Un escalofrío, diferente al frío de la noche, le recorrió la espina dorsal. El lobo a su lado emitió un quejido ahogado, enterrando el hocico más profundamente en el fango frío. Sus patas traseras, destrozadas por la trampa, eran un amasijo sangrante de hueso blanco y pelaje oscuro. La vida palpitaba débilmente en el animal, un calor tentador que llamaba al vacío hambriento en el pecho de Valen. Su mano izquierda, aún apoyada en el lomo del lobo, tembló. Las yemas de sus dedos sentían el leve temblor de la respiración entrecortada, el latido acelerado bajo la piel. *Tan fácil. Tan necesario. Un poco de su dolor… un poco de su fuerza… solo para sanar… para sobrevivir…*

Cerró los ojos con fuerza, apretando los párpados hasta ver estrellas. La imagen del halcón de los Thorne surcando el cielo azul, libre y poderoso, se desvaneció bajo el peso del hambre visceral que retorcía sus entrañas. No era un halcón. Era un gusano en el barro, junto a otro gusano roto. *¿Compasión? ¿Humanidad?* Las palabras sonaban huecas, ridículas, en este lugar donde solo el susurro de la muerte tenía sentido. Las fisuras en sus brazos ardían, presionando, exigiendo. El resplandor violeta se intensificó, punzante como agujas de hielo bajo su piel.

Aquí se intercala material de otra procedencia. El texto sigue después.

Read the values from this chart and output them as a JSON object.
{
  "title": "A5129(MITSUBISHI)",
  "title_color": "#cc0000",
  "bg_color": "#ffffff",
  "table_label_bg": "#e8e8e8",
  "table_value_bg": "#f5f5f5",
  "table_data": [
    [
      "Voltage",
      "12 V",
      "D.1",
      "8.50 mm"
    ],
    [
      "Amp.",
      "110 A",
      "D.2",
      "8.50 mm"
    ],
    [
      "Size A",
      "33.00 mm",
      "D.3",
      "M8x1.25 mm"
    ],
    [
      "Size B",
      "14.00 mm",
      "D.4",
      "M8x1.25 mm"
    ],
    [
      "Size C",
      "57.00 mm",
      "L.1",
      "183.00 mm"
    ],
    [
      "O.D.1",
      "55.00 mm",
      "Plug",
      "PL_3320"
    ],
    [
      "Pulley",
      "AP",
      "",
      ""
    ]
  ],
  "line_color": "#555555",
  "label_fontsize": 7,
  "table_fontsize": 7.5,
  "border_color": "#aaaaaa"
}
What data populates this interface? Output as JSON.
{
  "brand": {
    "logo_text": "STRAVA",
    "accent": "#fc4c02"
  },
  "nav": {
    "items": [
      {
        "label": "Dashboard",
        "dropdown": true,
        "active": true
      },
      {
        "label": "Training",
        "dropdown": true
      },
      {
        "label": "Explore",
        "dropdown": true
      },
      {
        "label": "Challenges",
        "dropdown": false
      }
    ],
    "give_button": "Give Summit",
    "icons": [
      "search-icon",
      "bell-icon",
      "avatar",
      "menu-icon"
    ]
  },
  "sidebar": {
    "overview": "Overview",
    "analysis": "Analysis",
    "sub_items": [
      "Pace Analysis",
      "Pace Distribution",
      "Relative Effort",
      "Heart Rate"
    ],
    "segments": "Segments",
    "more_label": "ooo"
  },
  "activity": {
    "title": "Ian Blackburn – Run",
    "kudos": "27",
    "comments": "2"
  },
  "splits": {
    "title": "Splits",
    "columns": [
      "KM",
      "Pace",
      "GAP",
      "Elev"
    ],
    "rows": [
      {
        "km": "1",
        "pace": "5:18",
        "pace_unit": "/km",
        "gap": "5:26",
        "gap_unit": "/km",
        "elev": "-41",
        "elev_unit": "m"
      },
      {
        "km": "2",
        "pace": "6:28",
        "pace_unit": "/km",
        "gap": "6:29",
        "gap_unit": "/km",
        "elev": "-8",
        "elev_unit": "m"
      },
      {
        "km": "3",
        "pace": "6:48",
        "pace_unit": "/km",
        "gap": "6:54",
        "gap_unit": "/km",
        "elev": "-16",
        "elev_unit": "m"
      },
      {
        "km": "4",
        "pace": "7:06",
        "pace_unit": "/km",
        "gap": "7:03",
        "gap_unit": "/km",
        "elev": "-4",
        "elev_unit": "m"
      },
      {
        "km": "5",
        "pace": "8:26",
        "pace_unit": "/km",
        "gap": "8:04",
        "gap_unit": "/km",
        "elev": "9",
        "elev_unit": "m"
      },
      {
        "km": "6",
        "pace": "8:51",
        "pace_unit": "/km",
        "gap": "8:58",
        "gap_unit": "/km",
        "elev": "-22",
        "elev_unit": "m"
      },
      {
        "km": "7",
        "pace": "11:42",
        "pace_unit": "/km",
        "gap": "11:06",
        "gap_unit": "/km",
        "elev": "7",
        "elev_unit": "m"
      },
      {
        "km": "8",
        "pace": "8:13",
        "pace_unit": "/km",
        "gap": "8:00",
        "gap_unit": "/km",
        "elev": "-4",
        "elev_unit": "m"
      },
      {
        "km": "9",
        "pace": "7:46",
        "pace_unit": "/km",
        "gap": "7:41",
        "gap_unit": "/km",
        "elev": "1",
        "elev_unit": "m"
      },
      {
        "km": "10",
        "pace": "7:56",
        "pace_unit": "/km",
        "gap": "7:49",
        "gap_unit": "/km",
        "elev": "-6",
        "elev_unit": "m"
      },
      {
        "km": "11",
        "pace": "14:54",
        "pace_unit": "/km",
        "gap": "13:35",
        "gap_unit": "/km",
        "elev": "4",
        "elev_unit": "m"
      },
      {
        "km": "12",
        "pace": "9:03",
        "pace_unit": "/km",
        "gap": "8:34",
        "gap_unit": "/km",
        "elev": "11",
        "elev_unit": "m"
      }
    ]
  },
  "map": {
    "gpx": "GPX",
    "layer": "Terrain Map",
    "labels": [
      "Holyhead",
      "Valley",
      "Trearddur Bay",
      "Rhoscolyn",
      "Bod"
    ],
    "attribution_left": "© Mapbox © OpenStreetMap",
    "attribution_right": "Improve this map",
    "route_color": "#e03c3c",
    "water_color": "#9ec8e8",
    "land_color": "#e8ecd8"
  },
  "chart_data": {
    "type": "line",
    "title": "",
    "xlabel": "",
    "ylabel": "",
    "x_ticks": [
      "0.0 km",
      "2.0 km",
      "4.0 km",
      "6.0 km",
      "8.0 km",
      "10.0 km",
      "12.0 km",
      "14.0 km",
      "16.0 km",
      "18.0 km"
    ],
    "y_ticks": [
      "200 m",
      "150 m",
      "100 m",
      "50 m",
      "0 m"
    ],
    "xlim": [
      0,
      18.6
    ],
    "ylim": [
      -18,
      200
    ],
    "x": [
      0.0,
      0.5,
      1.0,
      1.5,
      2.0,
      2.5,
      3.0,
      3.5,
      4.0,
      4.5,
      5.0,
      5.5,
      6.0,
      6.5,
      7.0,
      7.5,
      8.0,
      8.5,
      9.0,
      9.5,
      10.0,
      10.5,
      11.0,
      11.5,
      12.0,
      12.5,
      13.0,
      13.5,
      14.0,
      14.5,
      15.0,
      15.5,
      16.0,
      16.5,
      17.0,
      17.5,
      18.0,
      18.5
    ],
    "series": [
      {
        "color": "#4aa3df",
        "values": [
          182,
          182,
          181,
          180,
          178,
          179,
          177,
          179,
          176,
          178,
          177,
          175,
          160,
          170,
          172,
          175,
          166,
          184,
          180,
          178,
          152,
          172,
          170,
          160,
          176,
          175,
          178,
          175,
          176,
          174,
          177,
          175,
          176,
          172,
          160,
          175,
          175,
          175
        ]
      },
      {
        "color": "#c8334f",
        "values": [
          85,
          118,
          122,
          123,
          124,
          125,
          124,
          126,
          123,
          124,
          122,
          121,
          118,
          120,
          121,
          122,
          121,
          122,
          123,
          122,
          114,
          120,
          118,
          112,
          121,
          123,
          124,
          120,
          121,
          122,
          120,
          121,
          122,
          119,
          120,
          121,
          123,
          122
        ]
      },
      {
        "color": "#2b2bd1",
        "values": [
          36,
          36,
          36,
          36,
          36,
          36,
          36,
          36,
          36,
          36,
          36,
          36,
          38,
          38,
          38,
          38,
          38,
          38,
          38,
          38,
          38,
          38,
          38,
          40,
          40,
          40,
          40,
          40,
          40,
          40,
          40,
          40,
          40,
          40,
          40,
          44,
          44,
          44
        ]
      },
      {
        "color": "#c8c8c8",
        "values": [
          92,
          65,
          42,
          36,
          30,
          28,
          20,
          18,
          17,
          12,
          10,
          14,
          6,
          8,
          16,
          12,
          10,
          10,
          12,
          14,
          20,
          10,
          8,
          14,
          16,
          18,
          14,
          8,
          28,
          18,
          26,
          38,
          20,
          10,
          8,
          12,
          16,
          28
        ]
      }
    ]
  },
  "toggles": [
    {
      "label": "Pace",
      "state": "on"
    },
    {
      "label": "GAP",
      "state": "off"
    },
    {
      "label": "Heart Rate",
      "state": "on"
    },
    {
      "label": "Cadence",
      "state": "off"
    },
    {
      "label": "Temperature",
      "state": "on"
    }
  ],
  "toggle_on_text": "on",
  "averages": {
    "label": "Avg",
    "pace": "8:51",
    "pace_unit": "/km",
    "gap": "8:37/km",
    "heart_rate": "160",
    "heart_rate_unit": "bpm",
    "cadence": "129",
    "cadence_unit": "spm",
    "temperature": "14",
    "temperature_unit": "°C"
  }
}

*Toma*, susurró el bosque, una voz múltiple que salía de las raíces y las hojas podridas. *Toma lo que te ofrecen. Es ley del pantano.*

Valen inspiró profundamente, el aire fétido llenando sus pulmones hasta doler. Cuando abrió los ojos, ya no había duda, solo una desesperación fría y calculadora. La compasión era un lujo para quienes no estaban condenados. Su mano izquierda se tensó sobre el pelaje del lobo, los dedos extendiéndose hacia la herida abierta en el costado, donde la sangre oscura palpitaba como un corazón expuesto. El vacío en su pecho se abrió, una fosa oscura y hambrienta, lista para succionar.

Pero entonces, el aire se cortó.

Un silbido agudo, como vidrio quebrado bajo presión, rasgó la quietud opresiva. Provenía de las mismas sombras donde había vislumbrado los ojos de Aion. No era el susurro constante del bosque. Era un sonido dirigido, *personal*. Un sonido de depredador que ha encontrado a su presa.

Valen levantó la cabeza, el instinto de supervivencia sobresaltando incluso al hambre. Allí, deslizándose entre dos robles necróticos cubiertos de líquenes fosforescentes, estaba la Sombra Serpentina. No una mancha indistinta como antes, sino una forma más definida, más *hambrienta*. Dos metros de oscuridad líquida que absorbía la tenue luz de los hongos, ondulando con una fluidez antinatural. De su "cabeza", los dos látigos de frío absoluto se extendieron, palpando el aire con avidez. Esta vez, no apuntaban solo a Valen. Se dirigían, con intención clara y letal, hacia el lobo indefenso que yacía a sus pies.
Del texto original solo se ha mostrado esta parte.